The dispute in this litigation arises out of ownership and use of an area of private beach that was traditionally used by local baymen to fish when this area of waterfront was sparsely populated.  More specifically, the case deals with disputed area of beach landward of the mean high-water mark of the Atlantic Ocean that was conveyed in 1882 by the Town Trustees to Arthur W. Benson (the “Benson Deed”) and hinges on a reservation of rights in the deed.  This deed contains an easement “reserved to the inhabitants of the Town of East Hampton the right to land fish boats and netts to spread the nets on the adjacent sand and care for the fish and materials as has been customary heretofore on the South Shore of the Town lying westerly of these conveyed premises.”

By the mid 2000’s Truck Beach was used less for fishing and more for local day trippers to the frustration of the summer homeowners along this area of contested beach front.  In 2009, the waterfront homeowners began a contentious legal battle to quiet title on Truck Beach once and for all.

In February 2021, the Second Department found that the disputed beach area was held by the waterfront homeowners association (HOA) in fee simple absolute and did not confer upon the Town any regulatory power to issue permits allowing members of the public to operate and park vehicles on any portion of the beach owned by HOA.  The decision went further and enjoined the Town from issuing permits to allow driving on Truck Beach.

Between February and September 2021, the Town issued 4,016 resident beach driving permits and 111 nonresidential permits for Truck Beach and did not inform any of the permits holders that driving on Truck Beach was prohibited.  On May 28, 2021, the Town installed signs permitting vehicle access to Truck Beach but limited it to “fishing and fishing-related purposes.”

In April 2021, the HOA moved for an order holding the Town in civil contempt for violating the appellate court decision. On January 26, 27 and February 10, 2022 a contempt hearing was conducted in Suffolk Supreme, before Justice Baisely.

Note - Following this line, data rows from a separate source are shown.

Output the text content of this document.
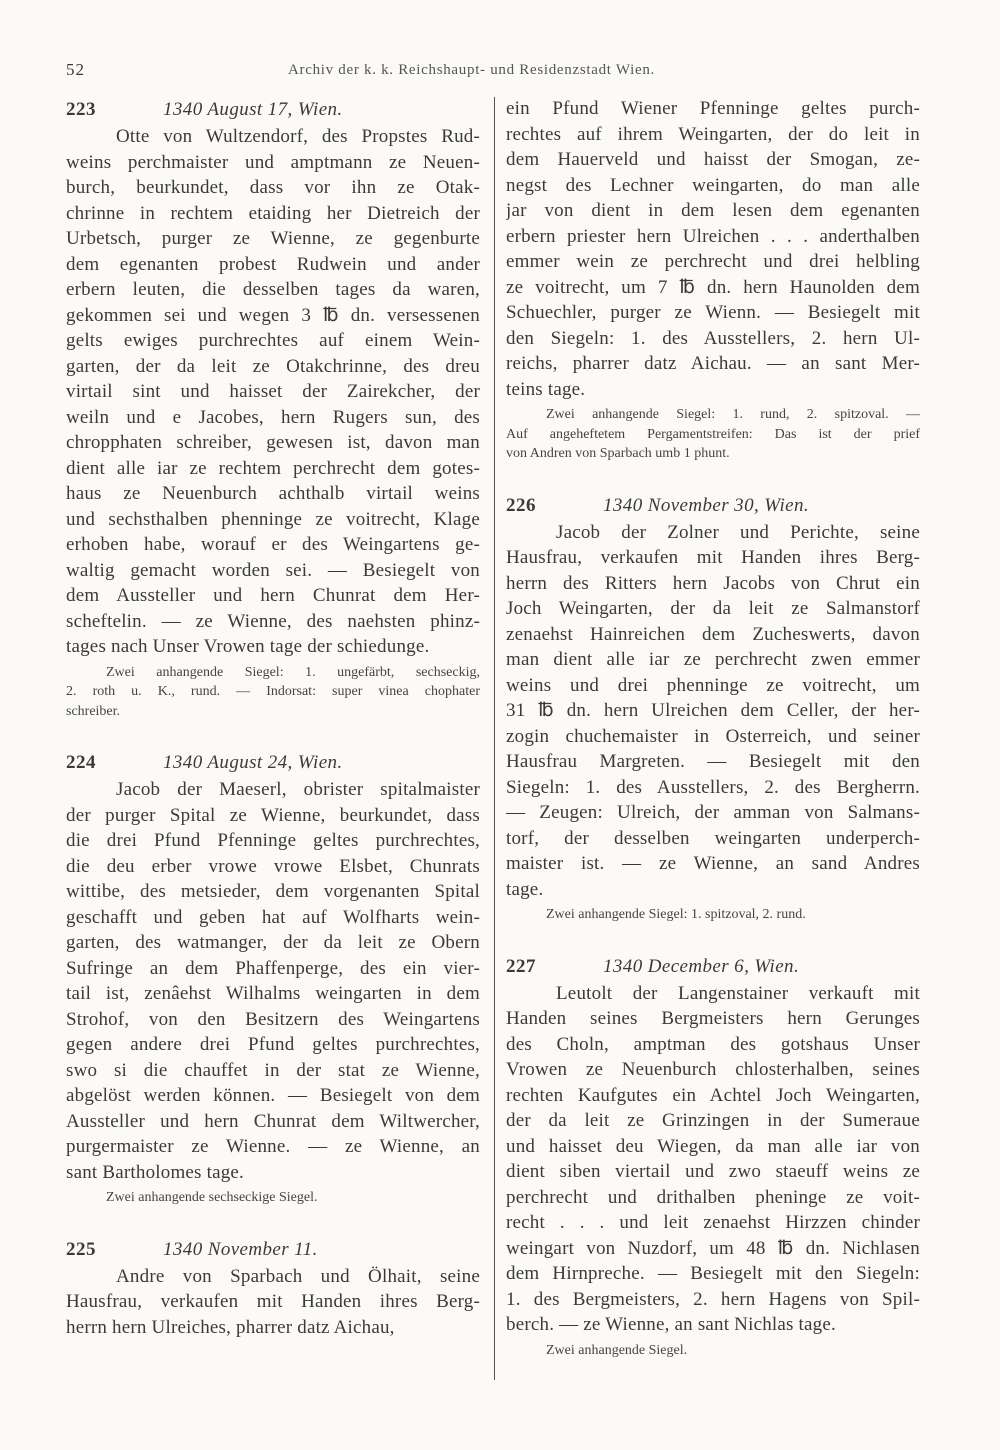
52	Archiv der k. k. Reichshaupt- und Residenzstadt Wien.
223	1340 August 17, Wien.
Otte von Wultzendorf, des Propstes Rud-
weins perchmaister und amptmann ze Neuen-
burch, beurkundet, dass vor ihn ze Otak-
chrinne in rechtem etaiding her Dietreich der
Urbetsch, purger ze Wienne, ze gegenburte
dem egenanten probest Rudwein und ander
erbern leuten, die desselben tages da waren,
gekommen sei und wegen 3 ℔ dn. versessenen
gelts ewiges purchrechtes auf einem Wein-
garten, der da leit ze Otakchrinne, des dreu
virtail sint und haisset der Zairekcher, der
weiln und e Jacobes, hern Rugers sun, des
chropphaten schreiber, gewesen ist, davon man
dient alle iar ze rechtem perchrecht dem gotes-
haus ze Neuenburch achthalb virtail weins
und sechsthalben phenninge ze voitrecht, Klage
erhoben habe, worauf er des Weingartens ge-
waltig gemacht worden sei. — Besiegelt von
dem Aussteller und hern Chunrat dem Her-
scheftelin. — ze Wienne, des naehsten phinz-
tages nach Unser Vrowen tage der schiedunge.
Zwei anhangende Siegel: 1. ungefärbt, sechseckig,
2. roth u. K., rund. — Indorsat: super vinea chophater
schreiber.
224	1340 August 24, Wien.
Jacob der Maeserl, obrister spitalmaister
der purger Spital ze Wienne, beurkundet, dass
die drei Pfund Pfenninge geltes purchrechtes,
die deu erber vrowe vrowe Elsbet, Chunrats
wittibe, des metsieder, dem vorgenanten Spital
geschafft und geben hat auf Wolfharts wein-
garten, des watmanger, der da leit ze Obern
Sufringe an dem Phaffenperge, des ein vier-
tail ist, zenâehst Wilhalms weingarten in dem
Strohof, von den Besitzern des Weingartens
gegen andere drei Pfund geltes purchrechtes,
swo si die chauffet in der stat ze Wienne,
abgelöst werden können. — Besiegelt von dem
Aussteller und hern Chunrat dem Wiltwercher,
purgermaister ze Wienne. — ze Wienne, an
sant Bartholomes tage.
Zwei anhangende sechseckige Siegel.
225	1340 November 11.
Andre von Sparbach und Ölhait, seine
Hausfrau, verkaufen mit Handen ihres Berg-
herrn hern Ulreiches, pharrer datz Aichau,
ein Pfund Wiener Pfenninge geltes purch-
rechtes auf ihrem Weingarten, der do leit in
dem Hauerveld und haisst der Smogan, ze-
negst des Lechner weingarten, do man alle
jar von dient in dem lesen dem egenanten
erbern priester hern Ulreichen . . . anderthalben
emmer wein ze perchrecht und drei helbling
ze voitrecht, um 7 ℔ dn. hern Haunolden dem
Schuechler, purger ze Wienn. — Besiegelt mit
den Siegeln: 1. des Ausstellers, 2. hern Ul-
reichs, pharrer datz Aichau. — an sant Mer-
teins tage.
Zwei anhangende Siegel: 1. rund, 2. spitzoval. —
Auf angeheftetem Pergamentstreifen: Das ist der prief
von Andren von Sparbach umb 1 phunt.
226	1340 November 30, Wien.
Jacob der Zolner und Perichte, seine
Hausfrau, verkaufen mit Handen ihres Berg-
herrn des Ritters hern Jacobs von Chrut ein
Joch Weingarten, der da leit ze Salmanstorf
zenaehst Hainreichen dem Zucheswerts, davon
man dient alle iar ze perchrecht zwen emmer
weins und drei phenninge ze voitrecht, um
31 ℔ dn. hern Ulreichen dem Celler, der her-
zogin chuchemaister in Osterreich, und seiner
Hausfrau Margreten. — Besiegelt mit den
Siegeln: 1. des Ausstellers, 2. des Bergherrn.
— Zeugen: Ulreich, der amman von Salmans-
torf, der desselben weingarten underperch-
maister ist. — ze Wienne, an sand Andres
tage.
Zwei anhangende Siegel: 1. spitzoval, 2. rund.
227	1340 December 6, Wien.
Leutolt der Langenstainer verkauft mit
Handen seines Bergmeisters hern Gerunges
des Choln, amptman des gotshaus Unser
Vrowen ze Neuenburch chlosterhalben, seines
rechten Kaufgutes ein Achtel Joch Weingarten,
der da leit ze Grinzingen in der Sumeraue
und haisset deu Wiegen, da man alle iar von
dient siben viertail und zwo staeuff weins ze
perchrecht und drithalben pheninge ze voit-
recht . . . und leit zenaehst Hirzzen chinder
weingart von Nuzdorf, um 48 ℔ dn. Nichlasen
dem Hirnpreche. — Besiegelt mit den Siegeln:
1. des Bergmeisters, 2. hern Hagens von Spil-
berch. — ze Wienne, an sant Nichlas tage.
Zwei anhangende Siegel.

As a result of the hearing, the court held that limiting vehicular access to “fishing and fishing-related purposes” was inconsistent with the plain language of the Appellate Division decision.  Justice Baisely found the Town in civil and criminal contempt for demonstrating an “appallingly studied indifference and deliberate disobedience of the lawful and unequivocal order of this court and the Appellate Division” and order the Town to pay the HOA $239,000.00 and directed the Town Clerk to revoke all permits issued by the Town since February 3, 2021.

The Town of East Hampton has appealed the decision to the Appellate Division.